Proprio questo momento riassume in un microcosmo quella che è stata la partita: un’Inghilterra feroce fisicamente ha abbinato a questa aggressione dell’avversario una migliore esecuzione dei dettagli della partita, una maggiore quantità e qualità nel lavoro lontano dalla palla. È questo che ha consentito ai padroni di casa di spuntarla anche nell’ultima sequenza: a due minuti dalla fine, con palla all’Irlanda e l’Inghilterra in 14 uomini a causa dei numerosi infortuni, sono stati in grado di riportare il pallone fino alla linea di meta avversaria.
Qualcuno ha sindacato sulla scelta degli ospiti di calciare via il pallone con 90″ al termine della partita, ma qualsiasi altra squadra avrebbe fatto lo stesso con due soli punti di vantaggio e la necessità di una lunga sequenza di punti d’incontro dove l’eventualità di commettere un fallo e concedere la vittoria agli avversari è alta. Il calcio dal box di Murray, però, non è stato dei migliori e forse all’Irlanda sarebbe convenuto mantenere il pallone in campo piuttosto che consentire agli inglesi di lanciare una rimessa. È stato infatti molto, forse troppo, facile per l’Inghilterra guadagnare tantissimi metri nelle prime due fasi, con Freeman e Feyi-Waboso a portare la palla nei 22 metri avversari. E da lì il resto è storia.
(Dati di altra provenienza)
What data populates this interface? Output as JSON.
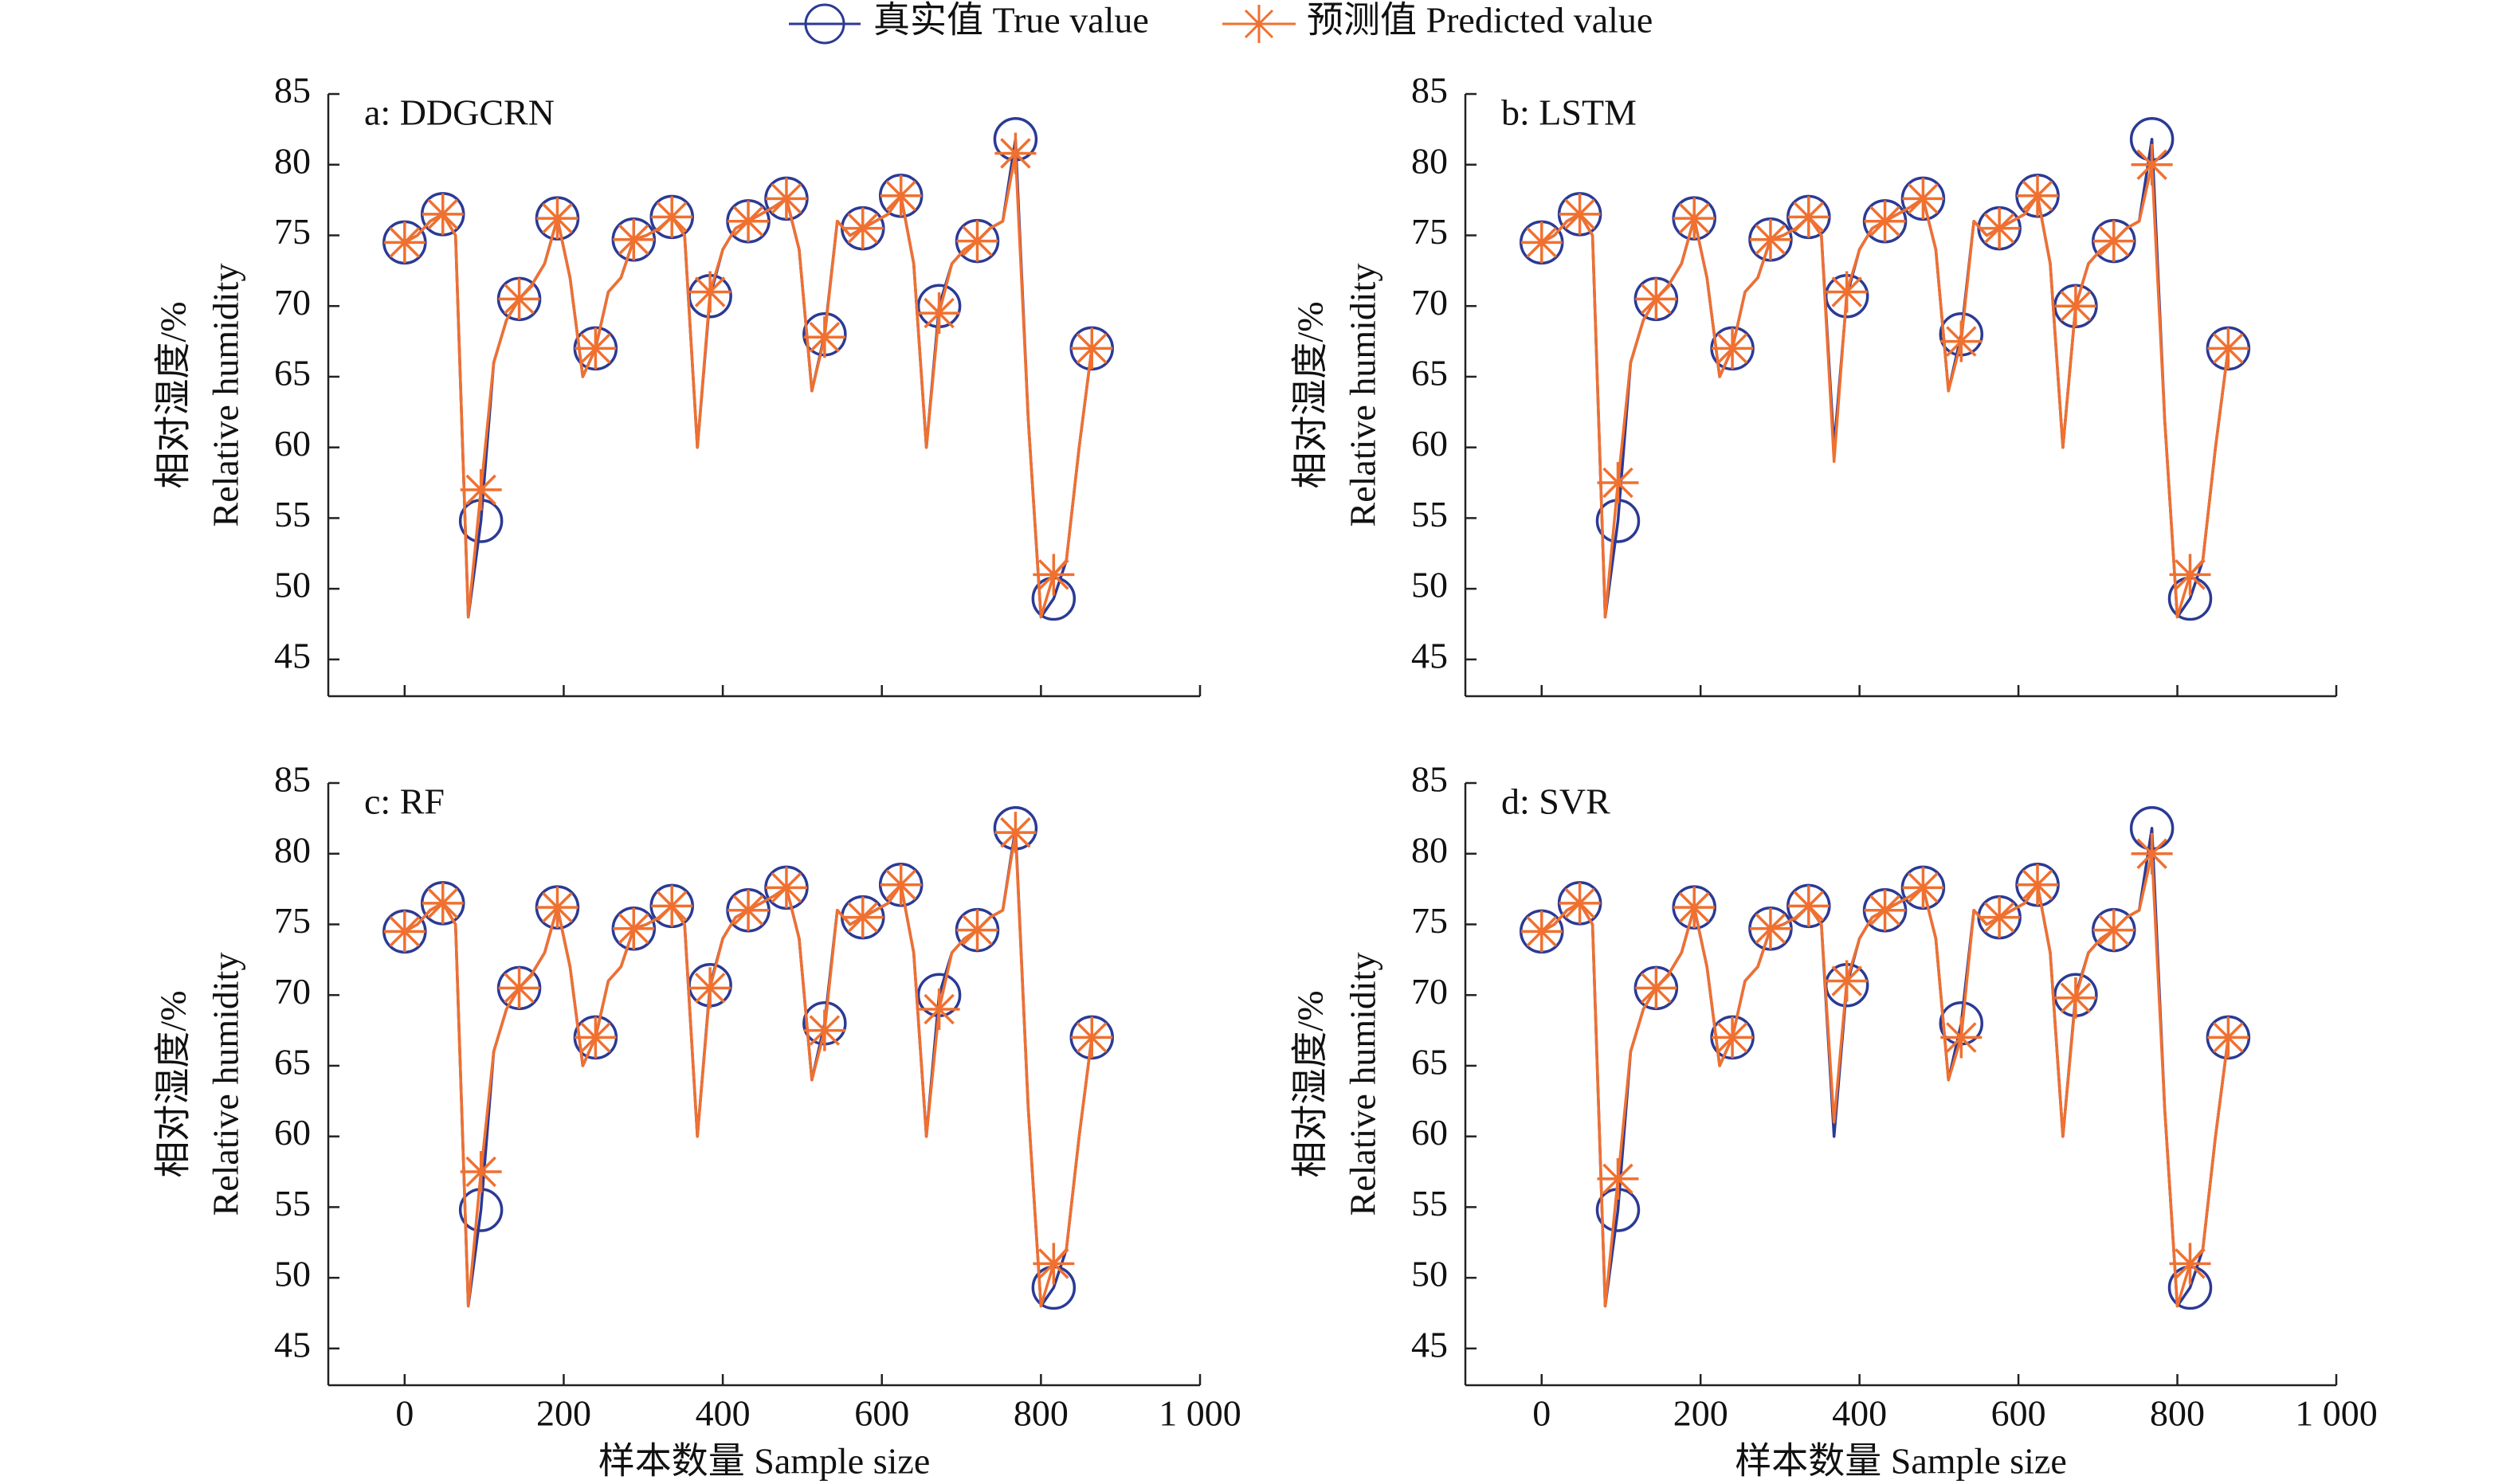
{
  "legend_position": "top",
  "chart_data": [
    {
      "type": "line",
      "title": "a: DDGCRN",
      "ylabel": [
        "相对湿度/%",
        "Relative humidity"
      ],
      "x": [
        0,
        16,
        32,
        48,
        64,
        80,
        96,
        112,
        128,
        144,
        160,
        176,
        192,
        208,
        224,
        240,
        256,
        272,
        288,
        304,
        320,
        336,
        352,
        368,
        384,
        400,
        416,
        432,
        448,
        464,
        480,
        496,
        512,
        528,
        544,
        560,
        576,
        592,
        608,
        624,
        640,
        656,
        672,
        688,
        704,
        720,
        736,
        752,
        768,
        784,
        800,
        816,
        832,
        848,
        864
      ],
      "series": [
        {
          "name": "真实值 True value",
          "color": "#2b3a94",
          "marker": "circle",
          "markevery": 3,
          "values": [
            74.5,
            75,
            76,
            76.5,
            75,
            48,
            54.8,
            66,
            69,
            70.5,
            71.5,
            73,
            76.2,
            72,
            65,
            67,
            71,
            72,
            74.7,
            75,
            75.5,
            76.3,
            75,
            60,
            70.7,
            74,
            75.5,
            76,
            76.5,
            77,
            77.6,
            74,
            64,
            68,
            76,
            75,
            75.5,
            76,
            76.5,
            77.8,
            73,
            60,
            70,
            73,
            74,
            74.6,
            75.5,
            76,
            81.8,
            62,
            48,
            49.3,
            52,
            60,
            67
          ]
        },
        {
          "name": "预测值 Predicted value",
          "color": "#f07030",
          "marker": "star",
          "markevery": 3,
          "values": [
            74.5,
            75,
            76,
            76.5,
            75,
            48,
            57,
            66,
            69,
            70.5,
            71.5,
            73,
            76.2,
            72,
            65,
            67,
            71,
            72,
            74.7,
            75,
            75.5,
            76.3,
            75,
            60,
            71,
            74,
            75.5,
            76,
            76.5,
            77,
            77.6,
            74,
            64,
            67.8,
            76,
            75,
            75.5,
            76,
            76.5,
            77.8,
            73,
            60,
            69.5,
            73,
            74,
            74.6,
            75.5,
            76,
            80.8,
            62,
            48,
            51,
            52,
            60,
            67
          ]
        }
      ],
      "xlim": [
        -96,
        1000
      ],
      "xticks": [
        0,
        200,
        400,
        600,
        800,
        {
          "value": 1000,
          "label": "1 000"
        }
      ],
      "show_xticklabels": false,
      "ylim": [
        42.4,
        85
      ],
      "yticks": [
        45,
        50,
        55,
        60,
        65,
        70,
        75,
        80,
        85
      ]
    },
    {
      "type": "line",
      "title": "b: LSTM",
      "ylabel": [
        "相对湿度/%",
        "Relative humidity"
      ],
      "x": [
        0,
        16,
        32,
        48,
        64,
        80,
        96,
        112,
        128,
        144,
        160,
        176,
        192,
        208,
        224,
        240,
        256,
        272,
        288,
        304,
        320,
        336,
        352,
        368,
        384,
        400,
        416,
        432,
        448,
        464,
        480,
        496,
        512,
        528,
        544,
        560,
        576,
        592,
        608,
        624,
        640,
        656,
        672,
        688,
        704,
        720,
        736,
        752,
        768,
        784,
        800,
        816,
        832,
        848,
        864
      ],
      "series": [
        {
          "name": "真实值 True value",
          "color": "#2b3a94",
          "marker": "circle",
          "markevery": 3,
          "values": [
            74.5,
            75,
            76,
            76.5,
            75,
            48,
            54.8,
            66,
            69,
            70.5,
            71.5,
            73,
            76.2,
            72,
            65,
            67,
            71,
            72,
            74.7,
            75,
            75.5,
            76.3,
            75,
            60,
            70.7,
            74,
            75.5,
            76,
            76.5,
            77,
            77.6,
            74,
            64,
            68,
            76,
            75,
            75.5,
            76,
            76.5,
            77.8,
            73,
            60,
            70,
            73,
            74,
            74.6,
            75.5,
            76,
            81.8,
            62,
            48,
            49.3,
            52,
            60,
            67
          ]
        },
        {
          "name": "预测值 Predicted value",
          "color": "#f07030",
          "marker": "star",
          "markevery": 3,
          "values": [
            74.5,
            75,
            76,
            76.5,
            75,
            48,
            57.5,
            66,
            69,
            70.5,
            71.5,
            73,
            76.2,
            72,
            65,
            67,
            71,
            72,
            74.7,
            75,
            75.5,
            76.3,
            75,
            59,
            71,
            74,
            75.5,
            76,
            76.5,
            77,
            77.6,
            74,
            64,
            67.5,
            76,
            75,
            75.5,
            76,
            76.5,
            77.8,
            73,
            60,
            70,
            73,
            74,
            74.6,
            75.5,
            76,
            80,
            62,
            48,
            51,
            52,
            60,
            67
          ]
        }
      ],
      "xlim": [
        -96,
        1000
      ],
      "xticks": [
        0,
        200,
        400,
        600,
        800,
        {
          "value": 1000,
          "label": "1 000"
        }
      ],
      "show_xticklabels": false,
      "ylim": [
        42.4,
        85
      ],
      "yticks": [
        45,
        50,
        55,
        60,
        65,
        70,
        75,
        80,
        85
      ]
    },
    {
      "type": "line",
      "title": "c: RF",
      "ylabel": [
        "相对湿度/%",
        "Relative humidity"
      ],
      "xlabel": "样本数量 Sample size",
      "x": [
        0,
        16,
        32,
        48,
        64,
        80,
        96,
        112,
        128,
        144,
        160,
        176,
        192,
        208,
        224,
        240,
        256,
        272,
        288,
        304,
        320,
        336,
        352,
        368,
        384,
        400,
        416,
        432,
        448,
        464,
        480,
        496,
        512,
        528,
        544,
        560,
        576,
        592,
        608,
        624,
        640,
        656,
        672,
        688,
        704,
        720,
        736,
        752,
        768,
        784,
        800,
        816,
        832,
        848,
        864
      ],
      "series": [
        {
          "name": "真实值 True value",
          "color": "#2b3a94",
          "marker": "circle",
          "markevery": 3,
          "values": [
            74.5,
            75,
            76,
            76.5,
            75,
            48,
            54.8,
            66,
            69,
            70.5,
            71.5,
            73,
            76.2,
            72,
            65,
            67,
            71,
            72,
            74.7,
            75,
            75.5,
            76.3,
            75,
            60,
            70.7,
            74,
            75.5,
            76,
            76.5,
            77,
            77.6,
            74,
            64,
            68,
            76,
            75,
            75.5,
            76,
            76.5,
            77.8,
            73,
            60,
            70,
            73,
            74,
            74.6,
            75.5,
            76,
            81.8,
            62,
            48,
            49.3,
            52,
            60,
            67
          ]
        },
        {
          "name": "预测值 Predicted value",
          "color": "#f07030",
          "marker": "star",
          "markevery": 3,
          "values": [
            74.5,
            75,
            76,
            76.5,
            75,
            48,
            57.5,
            66,
            69,
            70.5,
            71.5,
            73,
            76.2,
            72,
            65,
            67,
            71,
            72,
            74.7,
            75,
            75.5,
            76.3,
            75,
            60,
            70.5,
            74,
            75.5,
            76,
            76.5,
            77,
            77.6,
            74,
            64,
            67.5,
            76,
            75,
            75.5,
            76,
            76.5,
            77.8,
            73,
            60,
            69,
            73,
            74,
            74.6,
            75.5,
            76,
            81.5,
            62,
            48,
            51,
            52,
            60,
            67
          ]
        }
      ],
      "xlim": [
        -96,
        1000
      ],
      "xticks": [
        0,
        200,
        400,
        600,
        800,
        {
          "value": 1000,
          "label": "1 000"
        }
      ],
      "show_xticklabels": true,
      "ylim": [
        42.4,
        85
      ],
      "yticks": [
        45,
        50,
        55,
        60,
        65,
        70,
        75,
        80,
        85
      ]
    },
    {
      "type": "line",
      "title": "d: SVR",
      "ylabel": [
        "相对湿度/%",
        "Relative humidity"
      ],
      "xlabel": "样本数量 Sample size",
      "x": [
        0,
        16,
        32,
        48,
        64,
        80,
        96,
        112,
        128,
        144,
        160,
        176,
        192,
        208,
        224,
        240,
        256,
        272,
        288,
        304,
        320,
        336,
        352,
        368,
        384,
        400,
        416,
        432,
        448,
        464,
        480,
        496,
        512,
        528,
        544,
        560,
        576,
        592,
        608,
        624,
        640,
        656,
        672,
        688,
        704,
        720,
        736,
        752,
        768,
        784,
        800,
        816,
        832,
        848,
        864
      ],
      "series": [
        {
          "name": "真实值 True value",
          "color": "#2b3a94",
          "marker": "circle",
          "markevery": 3,
          "values": [
            74.5,
            75,
            76,
            76.5,
            75,
            48,
            54.8,
            66,
            69,
            70.5,
            71.5,
            73,
            76.2,
            72,
            65,
            67,
            71,
            72,
            74.7,
            75,
            75.5,
            76.3,
            75,
            60,
            70.7,
            74,
            75.5,
            76,
            76.5,
            77,
            77.6,
            74,
            64,
            68,
            76,
            75,
            75.5,
            76,
            76.5,
            77.8,
            73,
            60,
            70,
            73,
            74,
            74.6,
            75.5,
            76,
            81.8,
            62,
            48,
            49.3,
            52,
            60,
            67
          ]
        },
        {
          "name": "预测值 Predicted value",
          "color": "#f07030",
          "marker": "star",
          "markevery": 3,
          "values": [
            74.5,
            75,
            76,
            76.5,
            75,
            48,
            57,
            66,
            69,
            70.5,
            71.5,
            73,
            76.2,
            72,
            65,
            67,
            71,
            72,
            74.7,
            75,
            75.5,
            76.3,
            75,
            61,
            71,
            74,
            75.5,
            76,
            76.5,
            77,
            77.6,
            74,
            64,
            67,
            76,
            75,
            75.5,
            76,
            76.5,
            77.8,
            73,
            60,
            69.8,
            73,
            74,
            74.6,
            75.5,
            76,
            80,
            62,
            48,
            51,
            52,
            60,
            67
          ]
        }
      ],
      "xlim": [
        -96,
        1000
      ],
      "xticks": [
        0,
        200,
        400,
        600,
        800,
        {
          "value": 1000,
          "label": "1 000"
        }
      ],
      "show_xticklabels": true,
      "ylim": [
        42.4,
        85
      ],
      "yticks": [
        45,
        50,
        55,
        60,
        65,
        70,
        75,
        80,
        85
      ]
    }
  ]
}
All’Inghilterra rimane un successo enorme arrivato grazie ad alcune prestazioni individuali sensazionali. Su tutti un Ben Earl che oltre che essere l’indubbio Player of the match è forse anche il miglior giocatore di questo Torneo. Ma insieme a lui meritano una menzione Sam Underhill, ritornato al suo massimo livello distruttivo, e George Martin, che con lui ha distribuito una quantità e una qualità di colpi in giro per il campo il cui rumore sordo echeggia ancora a Twickenham. Per un George Ford opaco, una grande partita del triangolo allargato, capace di fare male a ogni pallone toccato.
L’Inghilterra è arrivata. Questo Sei Nazioni lo vincerà comunque l’Irlanda, che ha a disposizione molte più probabilità di vittoria rispetto alla Scozia e agli stessi inglesi. Ma gli uomini in bianco sono destinati a tornare ad essere a breve una potenza con pochi rivali se proseguiranno su questa curva di miglioramento che appare sempre più impennata.